Canonical plans dogfood-capable phones by the end of May
Canonical's Vice President of Ubuntu, Rick Spencer, has set out a plan to make the Ubuntu phone images dog food – dogfooding is where a company's employees use its own product for their day-to-day work and comes from the phrase "Eating your own dog food". In his blog post, Spencer outlines the things that the images must be capable of before this plan can be put into action, namely make and receive phone calls and send and receive SMS messages, browse the web on 3G data and Wi-Fi and switch between either data mode, have the display dim when the phone is talked on, and be able to import contacts and then add or edit them.
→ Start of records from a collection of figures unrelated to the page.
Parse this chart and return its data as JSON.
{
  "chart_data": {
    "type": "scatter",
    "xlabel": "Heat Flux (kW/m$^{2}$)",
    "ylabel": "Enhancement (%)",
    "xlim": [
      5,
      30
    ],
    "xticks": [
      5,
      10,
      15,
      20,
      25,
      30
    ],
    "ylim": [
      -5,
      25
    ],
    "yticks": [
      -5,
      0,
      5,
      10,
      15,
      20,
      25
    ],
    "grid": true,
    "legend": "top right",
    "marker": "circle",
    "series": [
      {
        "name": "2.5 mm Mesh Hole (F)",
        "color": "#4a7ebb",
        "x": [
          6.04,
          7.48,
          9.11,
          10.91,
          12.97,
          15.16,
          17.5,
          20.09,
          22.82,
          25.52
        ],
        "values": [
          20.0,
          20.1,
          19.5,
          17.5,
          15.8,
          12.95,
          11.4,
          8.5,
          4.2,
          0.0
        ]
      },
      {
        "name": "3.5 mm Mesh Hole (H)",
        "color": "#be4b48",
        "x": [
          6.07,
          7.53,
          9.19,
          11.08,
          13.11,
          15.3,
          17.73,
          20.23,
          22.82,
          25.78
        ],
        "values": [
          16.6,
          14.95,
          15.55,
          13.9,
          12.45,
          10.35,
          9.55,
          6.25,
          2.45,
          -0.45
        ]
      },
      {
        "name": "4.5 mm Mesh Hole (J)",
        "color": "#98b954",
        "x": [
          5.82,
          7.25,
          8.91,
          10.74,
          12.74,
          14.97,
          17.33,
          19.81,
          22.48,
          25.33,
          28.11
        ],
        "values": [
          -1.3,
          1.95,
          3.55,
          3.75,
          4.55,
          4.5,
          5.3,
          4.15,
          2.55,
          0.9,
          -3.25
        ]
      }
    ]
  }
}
Spencer also says that when the phone is updated it should retain its user data, even if being flashed from the command line of a desktop system. All this work should be done, Spencer says, by the end of May.
He does note though, that things like finding and installing new apps and working with particular bits of reference hardware like the Nexus 7's camera aren't on this dog-food agenda, but hopes that, once Canonical users are using the devices every day, progress on these and other development issues should be greatly enhanced. Dogfoodable phone images would be a huge leap forward for the Ubuntu phone which has, despite February's developer preview, been unusable as a 3G phone, with most of the applications on the phone apparently being demonstration versions. If Canonical can deliver updated images to Spencer's specification, more developers from outside the company will also be able to get a more realistic feel of what next year's Ubuntu phone will be like.